Hendley was also a founder and officer of the Society of Natives of the District of Columbia. and the first president of the District of Columbia Woman's Suffrage Association. In 1916, she co-founded a chautauqua series in Atlantic City. After suffrage was won, Hendley turned her attention the District of Columbia voting rights, hoping to win the vote for residents of the District. "I have seen so many seemingly impossible suffrage hopes and desires come true in my lifetime that my faith is as great as my hope," she told an interviewer in 1938.

Hendley owned Susan B. Anthony's gavel, given to her by Lucy Anthony at a victory convention in Chicago in 1920. She also owned a large 1890 portrait of Anthony by S. Jerome Uhl, and hung it at the Foundation's headquarters in the Shoreham Hotel.

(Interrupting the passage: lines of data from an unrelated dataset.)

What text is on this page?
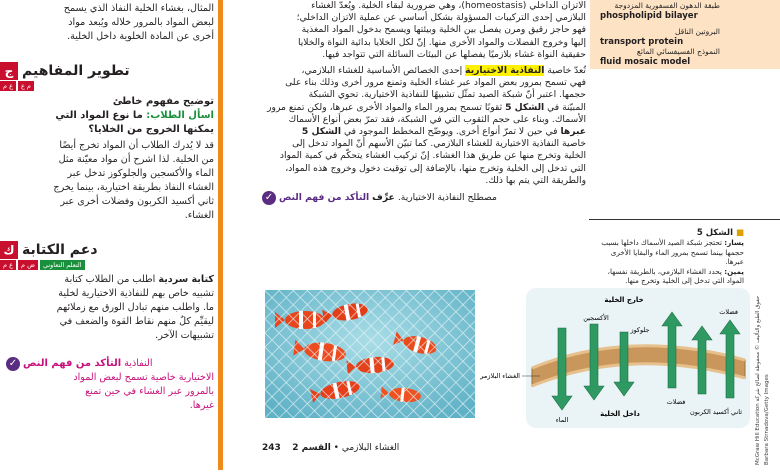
المثال، بغشاء الخلية النفاذ الذي يسمح
لبعض المواد بالمرور خلاله ويُبعد مواد
أخرى عن المادة الخلوية داخل الخلية.
ج تطوير المفاهيم
ع م	م ع
توضيح مفهوم خاطئ
اسأل الطلاب: ما نوع المواد التي
يمكنها الخروج من الخلايا؟
قد لا يُدرك الطلاب أن المواد تخرج أيضًا
من الخلية. لذا اشرح أن مواد معيّنة مثل
الماء والأكسجين والجلوكوز تدخل عبر
الغشاء النفاذ بطريقة اختيارية، بينما يخرج
ثاني أكسيد الكربون وفضلات أخرى عبر
الغشاء.
ك دعم الكتابة
ع م	ض م	التعلم التعاوني
كتابة سردية اطلب من الطلاب كتابة
تشبيه خاص بهم للنفاذية الاختيارية لخلية
ما. واطلب منهم تبادل الورق مع زملائهم
ليقيِّم كلٌ منهم نقاط القوة والضعف في
تشبيهات الآخر.
✓ التأكد من فهم النص النفاذية
الاختيارية خاصية تسمح لبعض المواد
بالمرور عبر الغشاء في حين تمنع
غيرها.
الاتزان الداخلي (homeostasis)، وهي ضرورية لبقاء الخلية. ويُعدّ الغشاء
البلازمي إحدى التركيبات المسؤولة بشكل أساسي عن عملية الاتزان الداخلي؛
فهو حاجز رقيق ومرن يفصل بين الخلية وبيئتها ويسمح بدخول المواد المغذية
إليها وخروج الفضلات والمواد الأخرى منها. إنّ لكل الخلايا بدائية النواة والخلايا
حقيقية النواة غشاء بلازميًا يفصلها عن البيئات السائلة التي تتواجد فيها.
تُعدّ خاصية النفاذية الاختيارية إحدى الخصائص الأساسية للغشاء البلازمي،
فهي تسمح بمرور بعض المواد عبر غشاء الخلية وتمنع مرور أخرى وذلك بناء على
حجمها. اعتبر أنّ شبكة الصيد تمثّل تشبيهًا للنفاذية الاختيارية. تحوي الشبكة
المبيّنة في الشكل 5 ثقوبًا تسمح بمرور الماء والمواد الأخرى عبرها، ولكن تمنع مرور
الأسماك. وبناء على حجم الثقوب التي في الشبكة، فقد تمرّ بعض أنواع الأسماك
عبرها في حين لا تمرّ أنواع أخرى. ويوضّح المخطط الموجود في الشكل 5
خاصية النفاذية الاختيارية للغشاء البلازمي. كما تبيّن الأسهم أنّ المواد تدخل إلى
الخلية وتخرج منها عن طريق هذا الغشاء. إنّ تركيب الغشاء يتحكّم في كمية المواد
التي تدخل إلى الخلية وتخرج منها، بالإضافة إلى توقيت دخول وخروج هذه المواد،
والطريقة التي يتم بها ذلك.
✓ التأكد من فهم النص عرِّف مصطلح النفاذية الاختيارية.
طبقة الدهون الفسفورية المزدوجة
phospholipid bilayer
البروتين الناقل
transport protein
النموذج الفسيفسائي المائع
fluid mosaic model
■ الشكل 5
يسار: تحتجز شبكة الصيد الأسماك داخلها بسبب حجمها بينما تسمح بمرور الماء والبقايا الأخرى عبرها.
يمين: يحدد الغشاء البلازمي، بالطريقة نفسها، المواد التي تدخل إلى الخلية وتخرج منها.
خارج الخلية
الأكسجين
جلوكوز
فضلات
الماء
داخل الخلية
فضلات
ثاني أكسيد الكربون
الغشاء البلازمي
McGraw Hill Education حقوق الطبع والتأليف © محفوظة لصالح شركة
Barbara Strnadova/Getty Images
243	الغشاء البلازمي • القسم 2
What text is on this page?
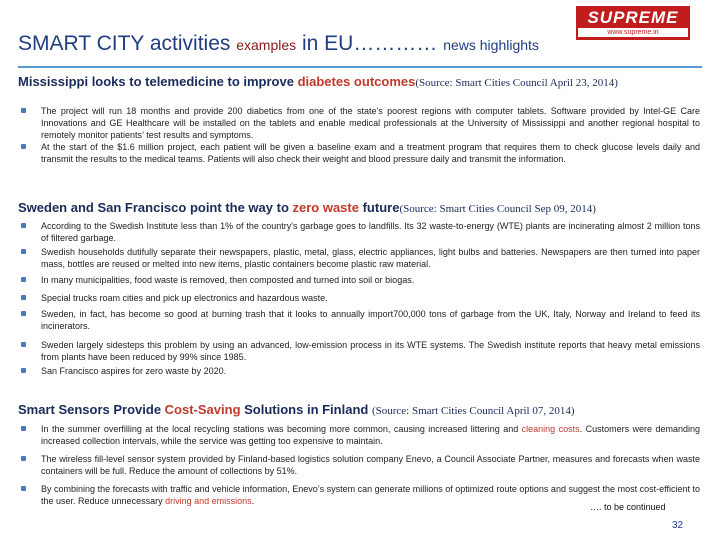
SMART CITY activities examples in EU………… news highlights
SUPREME
www.supreme.in
Mississippi looks to telemedicine to improve diabetes outcomes(Source: Smart Cities Council April 23, 2014)
The project will run 18 months and provide 200 diabetics from one of the state’s poorest regions with computer tablets. Software provided by Intel-GE Care Innovations and GE Healthcare will be installed on the tablets and enable medical professionals at the University of Mississippi and another regional hospital to remotely monitor patients’ test results and symptoms.
At the start of the $1.6 million project, each patient will be given a baseline exam and a treatment program that requires them to check glucose levels daily and transmit the results to the medical teams. Patients will also check their weight and blood pressure daily and transmit the information.
Sweden and San Francisco point the way to zero waste future(Source: Smart Cities Council Sep 09, 2014)
According to the Swedish Institute less than 1% of the country's garbage goes to landfills. Its 32 waste-to-energy (WTE) plants are incinerating almost 2 million tons of filtered garbage.
Swedish households dutifully separate their newspapers, plastic, metal, glass, electric appliances, light bulbs and batteries. Newspapers are then turned into paper mass, bottles are reused or melted into new items, plastic containers become plastic raw material.
In many municipalities, food waste is removed, then composted and turned into soil or biogas.
Special trucks roam cities and pick up electronics and hazardous waste.
Sweden, in fact, has become so good at burning trash that it looks to annually import700,000 tons of garbage from the UK, Italy, Norway and Ireland to feed its incinerators.
Sweden largely sidesteps this problem by using an advanced, low-emission process in its WTE systems. The Swedish institute reports that heavy metal emissions from plants have been reduced by 99% since 1985.
San Francisco aspires for zero waste by 2020.
Smart Sensors Provide Cost-Saving Solutions in Finland (Source: Smart Cities Council April 07, 2014)
In the summer overfilling at the local recycling stations was becoming more common, causing increased littering and cleaning costs. Customers were demanding increased collection intervals, while the service was getting too expensive to maintain.
The wireless fill-level sensor system provided by Finland-based logistics solution company Enevo, a Council Associate Partner, measures and forecasts when waste containers will be full. Reduce the amount of collections by 51%.
By combining the forecasts with traffic and vehicle information, Enevo’s system can generate millions of optimized route options and suggest the most cost-efficient to the user. Reduce unnecessary driving and emissions.
…. to be continued
32
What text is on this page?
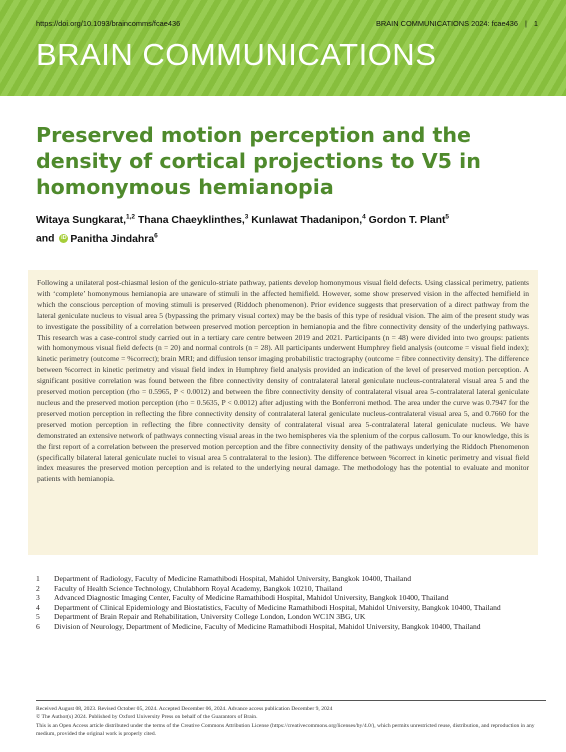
https://doi.org/10.1093/braincomms/fcae436	BRAIN COMMUNICATIONS 2024: fcae436 | 1
BRAIN COMMUNICATIONS
Preserved motion perception and the density of cortical projections to V5 in homonymous hemianopia
Witaya Sungkarat,$^{1,2}$ Thana Chaeyklinthes,$^3$ Kunlawat Thadanipon,$^4$ Gordon T. Plant$^5$
and iD Panitha Jindahra$^6$

Following a unilateral post-chiasmal lesion of the geniculo-striate pathway, patients develop homonymous visual field defects. Using classical perimetry, patients with ‘complete’ homonymous hemianopia are unaware of stimuli in the affected hemifield. However, some show preserved vision in the affected hemifield in which the conscious perception of moving stimuli is preserved (Riddoch phenomenon). Prior evidence suggests that preservation of a direct pathway from the lateral geniculate nucleus to visual area 5 (bypassing the primary visual cortex) may be the basis of this type of residual vision. The aim of the present study was to investigate the possibility of a correlation between preserved motion perception in hemianopia and the fibre connectivity density of the underlying pathways. This research was a case-control study carried out in a tertiary care centre between 2019 and 2021. Participants (n = 48) were divided into two groups: patients with homonymous visual field defects (n = 20) and normal controls (n = 28). All participants underwent Humphrey field analysis (outcome = visual field index); kinetic perimetry (outcome = %correct); brain MRI; and diffusion tensor imaging probabilistic tractography (outcome = fibre connectivity density). The difference between %correct in kinetic perimetry and visual field index in Humphrey field analysis provided an indication of the level of preserved motion perception. A significant positive correlation was found between the fibre connectivity density of contralateral lateral geniculate nucleus-contralateral visual area 5 and the preserved motion perception (rho = 0.5965, P < 0.0012) and between the fibre connectivity density of contralateral visual area 5-contralateral lateral geniculate nucleus and the preserved motion perception (rho = 0.5635, P < 0.0012) after adjusting with the Bonferroni method. The area under the curve was 0.7947 for the preserved motion perception in reflecting the fibre connectivity density of contralateral lateral geniculate nucleus-contralateral visual area 5, and 0.7660 for the preserved motion perception in reflecting the fibre connectivity density of contralateral visual area 5-contralateral lateral geniculate nucleus. We have demonstrated an extensive network of pathways connecting visual areas in the two hemispheres via the splenium of the corpus callosum. To our knowledge, this is the first report of a correlation between the preserved motion perception and the fibre connectivity density of the pathways underlying the Riddoch Phenomenon (specifically bilateral lateral geniculate nuclei to visual area 5 contralateral to the lesion). The difference between %correct in kinetic perimetry and visual field index measures the preserved motion perception and is related to the underlying neural damage. The methodology has the potential to evaluate and monitor patients with hemianopia.

1	Department of Radiology, Faculty of Medicine Ramathibodi Hospital, Mahidol University, Bangkok 10400, Thailand
2	Faculty of Health Science Technology, Chulabhorn Royal Academy, Bangkok 10210, Thailand
3	Advanced Diagnostic Imaging Center, Faculty of Medicine Ramathibodi Hospital, Mahidol University, Bangkok 10400, Thailand
4	Department of Clinical Epidemiology and Biostatistics, Faculty of Medicine Ramathibodi Hospital, Mahidol University, Bangkok 10400, Thailand
5	Department of Brain Repair and Rehabilitation, University College London, London WC1N 3BG, UK
6	Division of Neurology, Department of Medicine, Faculty of Medicine Ramathibodi Hospital, Mahidol University, Bangkok 10400, Thailand
Received August 08, 2023. Revised October 05, 2024. Accepted December 06, 2024. Advance access publication December 9, 2024
© The Author(s) 2024. Published by Oxford University Press on behalf of the Guarantors of Brain.
This is an Open Access article distributed under the terms of the Creative Commons Attribution License (https://creativecommons.org/licenses/by/4.0/), which permits unrestricted reuse, distribution, and reproduction in any medium, provided the original work is properly cited.
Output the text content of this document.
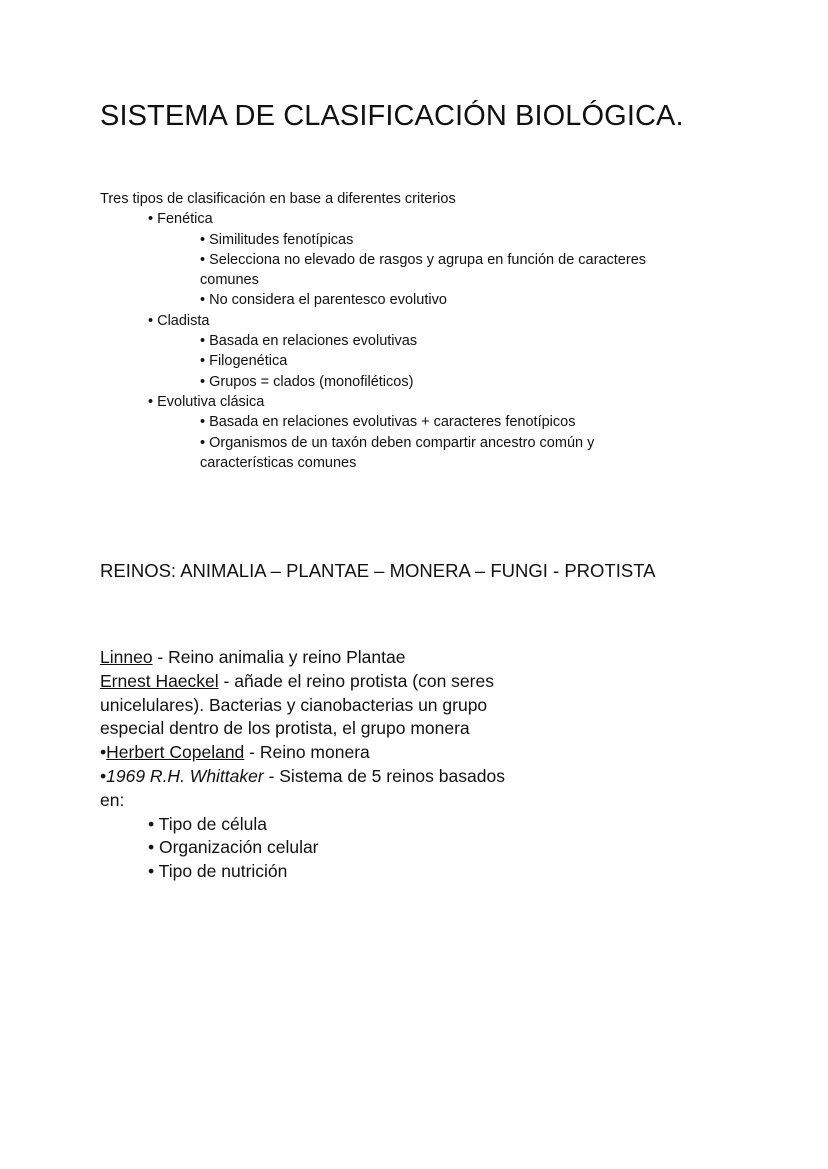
SISTEMA DE CLASIFICACIÓN BIOLÓGICA.
Tres tipos de clasificación en base a diferentes criterios
• Fenética
• Similitudes fenotípicas
• Selecciona no elevado de rasgos y agrupa en función de caracteres comunes
• No considera el parentesco evolutivo
• Cladista
• Basada en relaciones evolutivas
• Filogenética
• Grupos = clados (monofiléticos)
• Evolutiva clásica
• Basada en relaciones evolutivas + caracteres fenotípicos
• Organismos de un taxón deben compartir ancestro común y características comunes
REINOS: ANIMALIA – PLANTAE – MONERA – FUNGI - PROTISTA
Linneo - Reino animalia y reino Plantae
Ernest Haeckel - añade el reino protista (con seres unicelulares). Bacterias y cianobacterias un grupo especial dentro de los protista, el grupo monera
•Herbert Copeland - Reino monera
•1969 R.H. Whittaker - Sistema de 5 reinos basados en:
• Tipo de célula
• Organización celular
• Tipo de nutrición
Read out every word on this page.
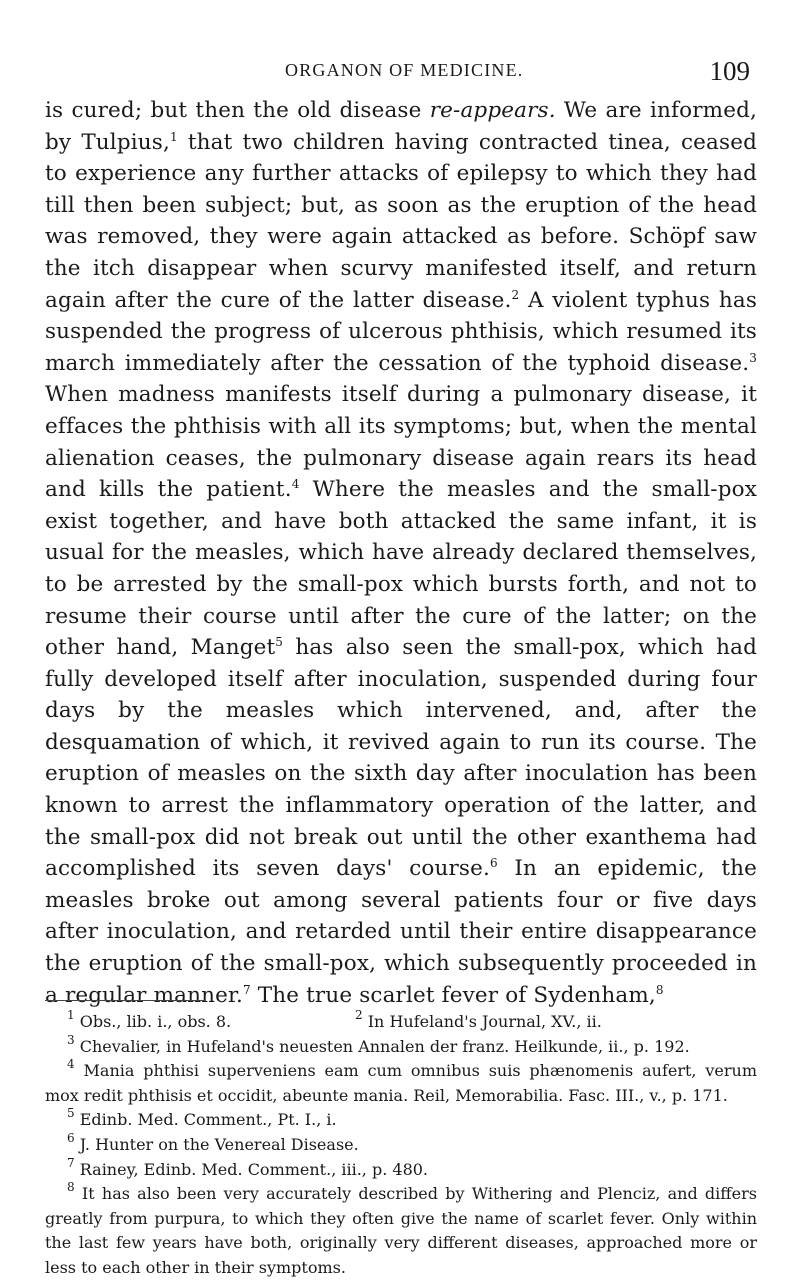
ORGANON OF MEDICINE.	109

is cured; but then the old disease re-appears. We are informed, by Tulpius,$^1$ that two children having contracted tinea, ceased to experience any further attacks of epilepsy to which they had till then been subject; but, as soon as the eruption of the head was removed, they were again attacked as before. Schöpf saw the itch disappear when scurvy manifested itself, and return again after the cure of the latter disease.$^2$ A violent typhus has suspended the progress of ulcerous phthisis, which resumed its march immediately after the cessation of the typhoid disease.$^3$ When madness manifests itself during a pulmonary disease, it effaces the phthisis with all its symptoms; but, when the mental alienation ceases, the pulmonary disease again rears its head and kills the patient.$^4$ Where the measles and the small-pox exist together, and have both attacked the same infant, it is usual for the measles, which have already declared themselves, to be arrested by the small-pox which bursts forth, and not to resume their course until after the cure of the latter; on the other hand, Manget$^5$ has also seen the small-pox, which had fully developed itself after inoculation, suspended during four days by the measles which intervened, and, after the desquamation of which, it revived again to run its course. The eruption of measles on the sixth day after inoculation has been known to arrest the inflammatory operation of the latter, and the small-pox did not break out until the other exanthema had accomplished its seven days' course.$^6$ In an epidemic, the measles broke out among several patients four or five days after inoculation, and retarded until their entire disappearance the eruption of the small-pox, which subsequently proceeded in a regular manner.$^7$ The true scarlet fever of Sydenham,$^8$

$^1$ Obs., lib. i., obs. 8.	$^2$ In Hufeland's Journal, XV., ii.

$^3$ Chevalier, in Hufeland's neuesten Annalen der franz. Heilkunde, ii., p. 192.

$^4$ Mania phthisi superveniens eam cum omnibus suis phænomenis aufert, verum mox redit phthisis et occidit, abeunte mania. Reil, Memorabilia. Fasc. III., v., p. 171.

$^5$ Edinb. Med. Comment., Pt. I., i.

$^6$ J. Hunter on the Venereal Disease.

$^7$ Rainey, Edinb. Med. Comment., iii., p. 480.

$^8$ It has also been very accurately described by Withering and Plenciz, and differs greatly from purpura, to which they often give the name of scarlet fever. Only within the last few years have both, originally very different diseases, approached more or less to each other in their symptoms.
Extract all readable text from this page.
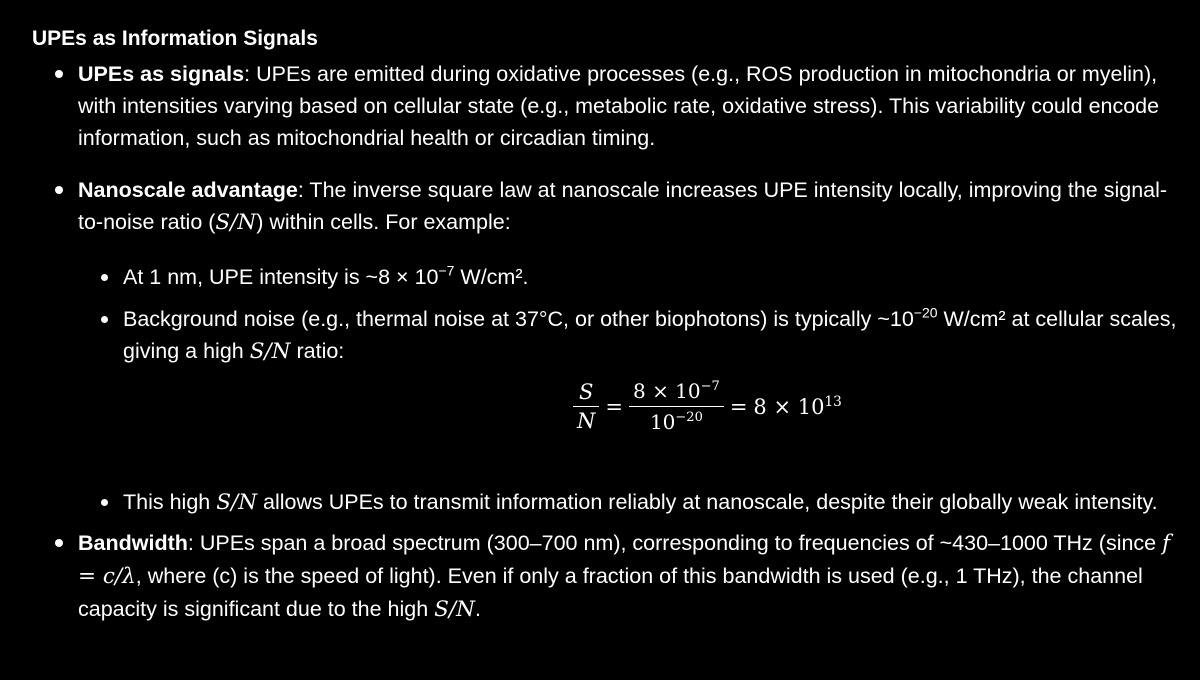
UPEs as Information Signals
UPEs as signals: UPEs are emitted during oxidative processes (e.g., ROS production in mitochondria or myelin), with intensities varying based on cellular state (e.g., metabolic rate, oxidative stress). This variability could encode information, such as mitochondrial health or circadian timing.
Nanoscale advantage: The inverse square law at nanoscale increases UPE intensity locally, improving the signal-to-noise ratio (S/N) within cells. For example:
At 1 nm, UPE intensity is ~8 × $10^{-7}$ W/cm².
Background noise (e.g., thermal noise at 37°C, or other biophotons) is typically $\sim 10^{-20}$ W/cm² at cellular scales, giving a high S/N ratio:
$\frac{S}{N} = \frac{8 \times 10^{-7}}{10^{-20}} = 8 \times 10^{13}$
This high S/N allows UPEs to transmit information reliably at nanoscale, despite their globally weak intensity.
Bandwidth: UPEs span a broad spectrum (300–700 nm), corresponding to frequencies of ~430–1000 THz (since f = c/λ, where (c) is the speed of light). Even if only a fraction of this bandwidth is used (e.g., 1 THz), the channel capacity is significant due to the high S/N.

The painting was presented to the League of Women Voters by 1932, and to Woodrow Wilson High School in 1938; it has since disappeared.

== Personal life ==
Anna Elizabeth Mills married federal employee Julian Paul Hendley in 1882. They had three children, Marion (1883–1929), Albert (1885–1975), and Victor (1890–1896). She was widowed in 1943, after 61 years of marriage, and she died in 1945, aged 80 years, in Washington, D.C.